Where do You Come Across Organic Solvents?
Some of the following items have organic solvents:
- Degreasing chemicals
- Paints and varnishes
- Adhesives and glue
- Cleaning supplies
You get it. So, this is the question, will painting (or even cleaning) your bathroom harm your hearing?
Dangers Associated With Organic Solvents
According to the most recent research out there, the risks related to organic solvents generally increase the more you’re exposed to them. This means that you’ll probably be okay while you clean your house. It’s the industrial laborers who are continuously around organic solvents that are at the highest risk. Industrial solvents, most notably, have been well investigated and definitively reveal that exposure can lead to ototoxicity (toxicity to the auditory system). This has been demonstrated both in laboratory experiments involving animals and in experiential surveys with actual people. Loss of hearing in the mid frequency range can be impacted when the tiny hair cells of the ear are damaged by solvents. The problem is that many businesses are not aware of the ototoxicity of these compounds. Even fewer workers know about the dangers. So there are insufficient standardized protocols to help protect the hearing of those employees. All workers who deal with solvents could have hearing exams regularly and that would really help. These workers could get early treatment for hearing loss because it would be discovered in its beginning stages.
You Need to go to Work
Regular Hearing assessments and controlling your exposure to these solvents are the most common recommendations.
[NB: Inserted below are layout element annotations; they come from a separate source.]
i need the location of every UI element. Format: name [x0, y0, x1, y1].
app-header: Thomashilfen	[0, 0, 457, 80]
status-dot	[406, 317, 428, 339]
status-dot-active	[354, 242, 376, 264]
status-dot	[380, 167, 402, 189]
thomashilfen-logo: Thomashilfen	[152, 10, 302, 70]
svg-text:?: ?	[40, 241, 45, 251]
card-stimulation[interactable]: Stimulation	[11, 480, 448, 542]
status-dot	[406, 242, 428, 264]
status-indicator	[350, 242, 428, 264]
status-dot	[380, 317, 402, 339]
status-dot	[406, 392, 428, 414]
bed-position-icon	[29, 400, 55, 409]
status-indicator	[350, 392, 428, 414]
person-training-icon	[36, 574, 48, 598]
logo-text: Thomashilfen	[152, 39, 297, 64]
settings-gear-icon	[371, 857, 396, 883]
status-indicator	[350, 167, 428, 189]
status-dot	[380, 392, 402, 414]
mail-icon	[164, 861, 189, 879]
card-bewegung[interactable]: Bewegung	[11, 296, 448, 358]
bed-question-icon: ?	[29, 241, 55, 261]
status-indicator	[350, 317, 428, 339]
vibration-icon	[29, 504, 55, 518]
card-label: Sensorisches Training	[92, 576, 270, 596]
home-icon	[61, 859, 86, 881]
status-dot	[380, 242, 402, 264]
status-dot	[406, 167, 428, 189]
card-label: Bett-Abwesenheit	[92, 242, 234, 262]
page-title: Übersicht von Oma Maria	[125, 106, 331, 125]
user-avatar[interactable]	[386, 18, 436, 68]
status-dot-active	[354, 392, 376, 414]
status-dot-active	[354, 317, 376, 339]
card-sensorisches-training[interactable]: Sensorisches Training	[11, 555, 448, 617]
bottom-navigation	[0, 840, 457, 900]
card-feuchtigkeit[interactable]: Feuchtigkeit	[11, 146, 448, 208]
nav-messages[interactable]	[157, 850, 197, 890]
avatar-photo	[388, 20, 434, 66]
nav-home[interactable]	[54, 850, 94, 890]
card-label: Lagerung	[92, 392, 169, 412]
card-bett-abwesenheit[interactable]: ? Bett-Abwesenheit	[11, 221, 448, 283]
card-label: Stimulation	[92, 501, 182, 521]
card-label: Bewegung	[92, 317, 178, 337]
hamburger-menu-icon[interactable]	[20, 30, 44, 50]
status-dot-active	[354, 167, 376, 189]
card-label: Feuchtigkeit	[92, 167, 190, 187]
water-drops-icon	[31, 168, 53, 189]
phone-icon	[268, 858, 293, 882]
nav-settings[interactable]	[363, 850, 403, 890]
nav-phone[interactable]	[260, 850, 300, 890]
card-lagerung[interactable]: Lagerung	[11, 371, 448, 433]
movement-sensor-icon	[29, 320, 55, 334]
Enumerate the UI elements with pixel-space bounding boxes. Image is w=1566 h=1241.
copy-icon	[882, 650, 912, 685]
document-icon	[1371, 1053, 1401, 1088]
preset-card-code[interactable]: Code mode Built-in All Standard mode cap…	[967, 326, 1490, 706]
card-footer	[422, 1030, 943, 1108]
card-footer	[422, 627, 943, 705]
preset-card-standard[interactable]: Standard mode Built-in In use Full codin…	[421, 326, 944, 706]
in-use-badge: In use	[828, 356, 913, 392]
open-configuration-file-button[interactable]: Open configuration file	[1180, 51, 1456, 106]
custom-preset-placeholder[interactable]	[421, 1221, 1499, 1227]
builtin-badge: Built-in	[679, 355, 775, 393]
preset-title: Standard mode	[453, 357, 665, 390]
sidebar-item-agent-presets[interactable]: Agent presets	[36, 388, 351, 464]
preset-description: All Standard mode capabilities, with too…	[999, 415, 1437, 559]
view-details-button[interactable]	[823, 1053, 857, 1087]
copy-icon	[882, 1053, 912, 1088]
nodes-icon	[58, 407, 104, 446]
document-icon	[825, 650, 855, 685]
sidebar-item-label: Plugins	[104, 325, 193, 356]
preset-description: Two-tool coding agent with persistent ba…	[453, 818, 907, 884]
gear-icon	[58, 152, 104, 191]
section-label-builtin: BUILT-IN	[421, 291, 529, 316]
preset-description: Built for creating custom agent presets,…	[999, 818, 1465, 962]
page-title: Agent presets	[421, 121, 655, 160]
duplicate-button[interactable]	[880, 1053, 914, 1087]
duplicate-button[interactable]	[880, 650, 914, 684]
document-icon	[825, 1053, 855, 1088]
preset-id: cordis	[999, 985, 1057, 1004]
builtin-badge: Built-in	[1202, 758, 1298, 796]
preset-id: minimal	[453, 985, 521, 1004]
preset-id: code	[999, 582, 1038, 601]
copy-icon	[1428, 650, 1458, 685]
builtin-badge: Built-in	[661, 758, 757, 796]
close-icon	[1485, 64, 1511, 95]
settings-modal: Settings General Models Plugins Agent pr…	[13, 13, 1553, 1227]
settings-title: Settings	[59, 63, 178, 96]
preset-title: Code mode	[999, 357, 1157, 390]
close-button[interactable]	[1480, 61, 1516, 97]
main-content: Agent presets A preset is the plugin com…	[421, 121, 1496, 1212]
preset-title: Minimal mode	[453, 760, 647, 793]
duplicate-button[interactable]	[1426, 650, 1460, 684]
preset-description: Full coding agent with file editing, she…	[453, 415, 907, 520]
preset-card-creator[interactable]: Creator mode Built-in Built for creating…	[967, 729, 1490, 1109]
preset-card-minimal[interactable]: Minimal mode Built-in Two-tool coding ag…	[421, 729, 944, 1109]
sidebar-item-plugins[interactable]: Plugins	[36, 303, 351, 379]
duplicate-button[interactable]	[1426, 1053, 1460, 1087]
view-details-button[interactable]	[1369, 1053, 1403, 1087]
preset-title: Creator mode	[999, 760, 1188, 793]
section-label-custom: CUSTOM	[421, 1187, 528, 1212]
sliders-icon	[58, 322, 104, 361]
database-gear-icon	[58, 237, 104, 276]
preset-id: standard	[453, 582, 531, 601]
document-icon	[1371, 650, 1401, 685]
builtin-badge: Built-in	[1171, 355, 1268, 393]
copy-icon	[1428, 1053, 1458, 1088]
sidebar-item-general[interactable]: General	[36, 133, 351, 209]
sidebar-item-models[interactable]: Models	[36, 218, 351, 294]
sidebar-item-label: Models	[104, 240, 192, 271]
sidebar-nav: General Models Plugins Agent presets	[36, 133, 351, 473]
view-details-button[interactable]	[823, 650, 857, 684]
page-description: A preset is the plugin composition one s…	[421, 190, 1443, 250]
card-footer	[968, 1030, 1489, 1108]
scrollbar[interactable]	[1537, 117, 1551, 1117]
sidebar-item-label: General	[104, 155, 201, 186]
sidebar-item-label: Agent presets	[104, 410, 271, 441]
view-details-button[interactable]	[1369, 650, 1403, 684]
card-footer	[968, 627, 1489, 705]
But if you expect that advice to be successful, you have to be mindful of the dangers first. It’s easy when the risks are plain to see. Everyone recognizes that loud noises can injure your hearing and so precautions to protect your hearing from day-to-day sounds of the factory floor are logical and obvious. But it isn’t so easy to persuade employers to take precautions when there is an invisible threat. Fortunately, as researchers raise more alarm bells, employees and employers are moving to make their work environments a little bit safer for everyone. Some of the most practical advice would be to use a mask and work in a well ventilated spot. Having your ears checked by a hearing care specialist is also a practical idea.